As given in the book, the backward view is:

$ e_t(s)=\left\{ \begin{array}{ll} \gamma \lambda_t e_{t-1}(s), & \mbox{ if } s \neq s_t\\ \gamma \lambda_t e_{t-1}(s) + 1, & \mbox{ if } s = s_t \end{array} \right. $

and the forward view is:

$R_t^\lambda = \sum_{k=t+1}^{T-1} R_t^{(k-t)} (1 - \lambda_k) \prod_{i=t+1}^{k-1} \lambda_i + R_t \prod_{i=t+1}^{T-1} \lambda_i$.

The proof is almost identical to 7.4. For the backward view we need to express the eligibility trace nonrecursively:

$e_t(s) = \gamma \lambda_t e_{t-1}(s) + I_{ss_t} = \gamma \lambda_t [\gamma \lambda_{t-1} e_{t-2}(s) + I_{ss_{t-1}}] + I_{ss_t} = \sum_{k=0}^t I_{ss_k}\gamma^{t-k} \prod_{i=k+1}^t \lambda_i$

so that the sum of all updates to a given state is:

$\sum_{t=0}^{T-1}\alpha I_{ss_t} \sum_{k=t}^{T-1} \gamma^{k-t} \prod_{i=t+1}^k \lambda_i \delta_k$

which was obtained by following the same algebra as in 7.9 to 7.12.

The next step is to show that the sum of all updates of the forward view is equivalent to the previous equation above. We start with:

$ \begin{equation} \begin{split} \frac{1}{\alpha} \Delta V_t(s_t) =& -V_{t}(s_t) + R_t^\lambda\\ =& -V_t(s_t) + (1 - \lambda_{t+1}) [r_{t+1} + \gamma V_t(s_{t+1})] + (1 - \lambda_{t+2})\lambda_{t+1} [r_{t+1} + \gamma r_{t+2} + \gamma^2 V_t(s_{t+2})] + \dots\\ =& -V_{t}(s_t) + [r_{t+1} + \gamma V_t(s_{t+1}) - \lambda_{t+1} \gamma V_t(s_{t+1})] + \gamma \lambda_{t+1} [r_{t+2} + \gamma V_t(s_{t+2}) - \gamma \lambda_{t+2} V_t(s_{t+2})] + \dots\\ =& [r_{t+1} + \gamma V_t(s_{t+1}) - V_t(s_t)] + (\gamma \lambda_{t+1})[r_{t+2} + \gamma V_t(s_{t+2}) - V_t(s_{t+1})] + (\gamma^2 \lambda_{t+1}\lambda_{t+2}) \delta_{t+3} + \dots\\ \approx& \sum_{k=t}^{T-1} \gamma^{k-t} \delta_k \prod_{i=t+1}^{k} \lambda_i \end{split} \end{equation} $

which is equivalent to the backward case, and becomes an equality for offline updates.

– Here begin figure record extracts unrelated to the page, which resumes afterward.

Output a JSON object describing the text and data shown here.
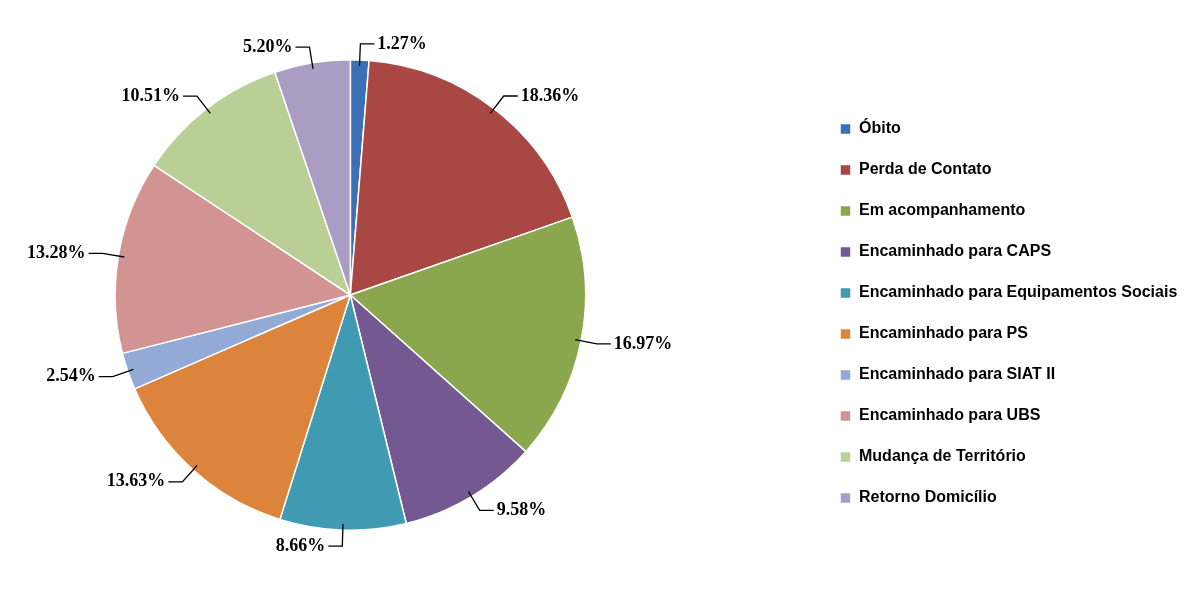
{
  "chart_data": {
    "type": "pie",
    "categories": [
      "Óbito",
      "Perda de Contato",
      "Em acompanhamento",
      "Encaminhado para CAPS",
      "Encaminhado para Equipamentos Sociais",
      "Encaminhado para PS",
      "Encaminhado para SIAT II",
      "Encaminhado para UBS",
      "Mudança de Território",
      "Retorno Domicílio"
    ],
    "values": [
      1.27,
      18.36,
      16.97,
      9.58,
      8.66,
      13.63,
      2.54,
      13.28,
      10.51,
      5.2
    ],
    "value_labels": [
      "1.27%",
      "18.36%",
      "16.97%",
      "9.58%",
      "8.66%",
      "13.63%",
      "2.54%",
      "13.28%",
      "10.51%",
      "5.20%"
    ],
    "colors": [
      "#3b6fb6",
      "#a94744",
      "#8aa74e",
      "#735891",
      "#3f9ab2",
      "#dd843c",
      "#93a9d6",
      "#d29493",
      "#b9cf96",
      "#aa9cc2"
    ],
    "legend": "right"
  }
}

"Eligibility traces are the first line of defense against both long-delayed rewards and non-Markov tasks."

"In the future it may be possible to vary the trade-off between TD and Monte Carlo methods more finely by using variable $\lambda $, but at present it is not clear how this can be done reliably and usefully."